Writing a screenplay is an act of dedication and endurance, while polishing one is an act of discipline and focus. You’ve reached “The End”, but before you export that PDF and send it to a manager, producer or a high-stakes competition, you need to transition from writer to editor.

The final polish isn’t just about catching typos – it’s about ensuring every page earns its place. Here are the essential checks and balances to perform before you declare your draft truly “final.”
1. The “White Space” Audit
In screenwriting, less is almost always more. A script heavy on dense blocks of action text – often called “walls of prose” – is a chore for a busy reader.
The “Vertical Writing” Rule: Aim for action descriptions that are 1–3 lines long. If a paragraph hits five lines, find a way to break it up or cut the fluff.
Direct the Eye: Use your action lines to mimic the camera’s movement. If it isn’t essential to the story or the character’s internal state, it’s likely clutter.
The 10% Trim: Try to cut 10% of your total page count. You’ll be surprised how many filler words like “then,” “starts to”, and “is” you can remove without losing the story’s soul.
2. Dialogue: The Subtext Surgery
On-the-nose dialogue – where characters say exactly what they feel – is the hallmark of an early draft.

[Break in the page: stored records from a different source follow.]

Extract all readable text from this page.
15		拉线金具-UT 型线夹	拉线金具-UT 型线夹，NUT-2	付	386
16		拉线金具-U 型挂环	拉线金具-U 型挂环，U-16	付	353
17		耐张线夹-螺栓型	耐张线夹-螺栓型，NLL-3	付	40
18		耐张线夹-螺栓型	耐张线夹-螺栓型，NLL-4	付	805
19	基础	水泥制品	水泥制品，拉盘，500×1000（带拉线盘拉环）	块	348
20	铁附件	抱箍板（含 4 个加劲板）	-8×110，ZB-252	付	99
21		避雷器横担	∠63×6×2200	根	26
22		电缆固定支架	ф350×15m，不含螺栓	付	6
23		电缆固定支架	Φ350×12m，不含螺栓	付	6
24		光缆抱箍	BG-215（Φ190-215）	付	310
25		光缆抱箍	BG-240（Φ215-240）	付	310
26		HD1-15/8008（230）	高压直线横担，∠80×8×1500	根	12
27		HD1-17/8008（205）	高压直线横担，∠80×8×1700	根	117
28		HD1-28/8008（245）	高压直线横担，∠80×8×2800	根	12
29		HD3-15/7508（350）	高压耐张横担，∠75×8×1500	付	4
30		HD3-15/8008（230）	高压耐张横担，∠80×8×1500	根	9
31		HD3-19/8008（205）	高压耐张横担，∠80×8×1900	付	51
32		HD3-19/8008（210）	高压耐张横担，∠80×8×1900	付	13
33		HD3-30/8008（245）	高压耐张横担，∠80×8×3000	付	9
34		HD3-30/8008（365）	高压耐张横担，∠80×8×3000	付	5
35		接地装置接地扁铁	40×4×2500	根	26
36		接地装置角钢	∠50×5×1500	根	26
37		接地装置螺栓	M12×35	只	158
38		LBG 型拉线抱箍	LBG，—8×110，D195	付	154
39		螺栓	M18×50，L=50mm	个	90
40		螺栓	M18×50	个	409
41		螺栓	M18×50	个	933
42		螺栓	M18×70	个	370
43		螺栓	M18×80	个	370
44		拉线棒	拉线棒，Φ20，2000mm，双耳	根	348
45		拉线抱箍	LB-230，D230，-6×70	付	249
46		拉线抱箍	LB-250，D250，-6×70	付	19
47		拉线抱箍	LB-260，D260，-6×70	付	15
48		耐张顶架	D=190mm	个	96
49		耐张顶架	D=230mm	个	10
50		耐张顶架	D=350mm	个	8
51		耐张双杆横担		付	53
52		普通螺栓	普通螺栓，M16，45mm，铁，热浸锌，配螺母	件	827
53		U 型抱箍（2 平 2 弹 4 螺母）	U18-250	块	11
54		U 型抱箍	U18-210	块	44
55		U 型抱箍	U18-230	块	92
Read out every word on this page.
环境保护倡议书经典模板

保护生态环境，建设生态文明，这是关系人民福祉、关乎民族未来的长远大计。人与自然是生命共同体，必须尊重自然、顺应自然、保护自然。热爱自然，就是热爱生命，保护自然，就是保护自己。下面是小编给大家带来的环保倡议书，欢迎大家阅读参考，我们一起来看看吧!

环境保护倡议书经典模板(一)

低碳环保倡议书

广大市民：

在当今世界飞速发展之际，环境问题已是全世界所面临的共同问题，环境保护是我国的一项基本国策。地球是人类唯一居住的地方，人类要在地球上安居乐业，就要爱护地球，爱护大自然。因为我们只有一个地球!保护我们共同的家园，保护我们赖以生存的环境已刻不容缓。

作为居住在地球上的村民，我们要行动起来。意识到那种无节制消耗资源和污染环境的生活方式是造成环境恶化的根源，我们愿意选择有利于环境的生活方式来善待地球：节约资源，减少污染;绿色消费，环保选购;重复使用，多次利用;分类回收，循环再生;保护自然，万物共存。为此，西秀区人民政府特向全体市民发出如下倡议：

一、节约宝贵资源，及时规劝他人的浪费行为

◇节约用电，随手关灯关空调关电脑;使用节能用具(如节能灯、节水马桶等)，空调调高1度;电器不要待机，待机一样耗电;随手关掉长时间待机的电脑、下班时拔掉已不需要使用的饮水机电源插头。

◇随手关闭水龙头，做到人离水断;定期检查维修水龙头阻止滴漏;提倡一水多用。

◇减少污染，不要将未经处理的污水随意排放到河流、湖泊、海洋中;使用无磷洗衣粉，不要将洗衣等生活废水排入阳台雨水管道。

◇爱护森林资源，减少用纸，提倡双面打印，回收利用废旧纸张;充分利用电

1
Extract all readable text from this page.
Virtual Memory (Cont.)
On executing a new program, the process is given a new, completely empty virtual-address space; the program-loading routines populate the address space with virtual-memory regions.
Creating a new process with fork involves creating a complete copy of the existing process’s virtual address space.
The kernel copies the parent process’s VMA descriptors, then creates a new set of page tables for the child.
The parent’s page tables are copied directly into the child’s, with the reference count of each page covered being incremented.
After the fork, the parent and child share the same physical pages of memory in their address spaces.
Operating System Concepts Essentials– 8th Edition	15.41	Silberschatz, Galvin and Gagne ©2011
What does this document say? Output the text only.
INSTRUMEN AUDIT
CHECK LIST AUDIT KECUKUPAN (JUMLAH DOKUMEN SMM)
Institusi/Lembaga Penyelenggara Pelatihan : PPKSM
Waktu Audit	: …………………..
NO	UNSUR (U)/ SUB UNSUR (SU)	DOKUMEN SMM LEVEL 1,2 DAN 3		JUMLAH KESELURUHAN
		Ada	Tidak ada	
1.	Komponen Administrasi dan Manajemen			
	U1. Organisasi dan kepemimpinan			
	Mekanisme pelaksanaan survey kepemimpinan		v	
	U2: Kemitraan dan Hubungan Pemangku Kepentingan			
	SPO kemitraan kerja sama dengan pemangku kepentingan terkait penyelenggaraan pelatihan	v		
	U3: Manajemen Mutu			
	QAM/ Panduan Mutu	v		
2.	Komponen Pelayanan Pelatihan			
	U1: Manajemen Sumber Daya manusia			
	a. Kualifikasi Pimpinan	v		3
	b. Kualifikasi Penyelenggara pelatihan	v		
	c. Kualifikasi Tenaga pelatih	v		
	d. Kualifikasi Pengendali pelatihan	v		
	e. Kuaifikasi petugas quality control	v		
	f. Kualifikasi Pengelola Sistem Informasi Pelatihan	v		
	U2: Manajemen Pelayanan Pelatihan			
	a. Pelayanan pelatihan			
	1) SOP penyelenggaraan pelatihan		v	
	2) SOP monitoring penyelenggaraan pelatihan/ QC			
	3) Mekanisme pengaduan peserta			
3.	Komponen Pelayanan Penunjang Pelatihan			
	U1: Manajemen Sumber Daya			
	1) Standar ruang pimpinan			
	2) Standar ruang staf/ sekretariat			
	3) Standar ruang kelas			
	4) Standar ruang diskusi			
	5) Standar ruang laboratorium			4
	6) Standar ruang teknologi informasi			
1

Your final pass should be dedicated to killing the obvious.
The Mute Test: Read a scene. If you took away the dialogue, would the audience still understand the emotional beat through the characters’ actions?
Vocal Distinctness: Read only one character’s lines from start to finish. Do they have a unique syntax, rhythm or vocabulary? If everyone sounds like you, the writer, you have more work to do.
Late In, Early Out: Check your scenes. Can you start the scene a few lines later? Can you cut to the next scene before the “goodbyes” and “thank yous”?
3. Character Agency and Motivation
A common pitfall is a protagonist who becomes a “passenger” in their own story. Ensure your lead is active, not reactive.
Check the “Want”: In every scene, ask: What does this character want right now, and what is stopping them?
Agency Check: Ensure the plot moves forward because of a choice the character made, rather than a coincidence or a side character ‘s intervention.
Evocative Intros: Ensure every speaking character is introduced in ALL CAPS with a brief, memorable description. Instead of “JOHN (30s) enters,” try “JOHN (30s), wearing a suit two sizes too big, fumbles with a coffee cup.”
4. The Technical “Must-Haves”
Formatting errors are the easiest way to get a script tossed. While rules can be broken, they should only be broken with intentionality.
Consistency in Sluglines: Ensure “INT. KITCHEN – DAY” doesn’t magically become “INT. HOUSE – DAY” three pages later.
Orphans and Widows: Look for single words hanging at the top of a page or dialogue breaks that make the script feel clunky.
Action Tense: Ensure everything is in the present tense. Screenplays are a blueprint for what we see now, not what happened yesterday.
5. The “Read Aloud” Litmus Test
This is the most grueling but effective part of the process. Read your entire script out loud. When you read silently, your brain “fills in” missing words and ignores clunky phrasing. When you read aloud, you’ll stumble over bad dialogue and feel the drag of poor pacing.
If you find yourself running out of breath during an action sequence, your sentences are too long. If a joke doesn’t make you smirk when you say it, it won’t make a reader laugh when they read it.
Pro Tip: If you’re too close to the material, use a text-to-speech tool. Hearing a robotic voice read your script is a brutal, honest way to identify where your dialogue sounds unnatural.
Final Thoughts: The Logline Check
Before you hit “Save As,” look at your Logline. Does the script you just polished actually deliver on the promise of that one-sentence pitch? If the story took a detour into a different genre or theme during the writing process, update your logline to match the reality of the Final Draft.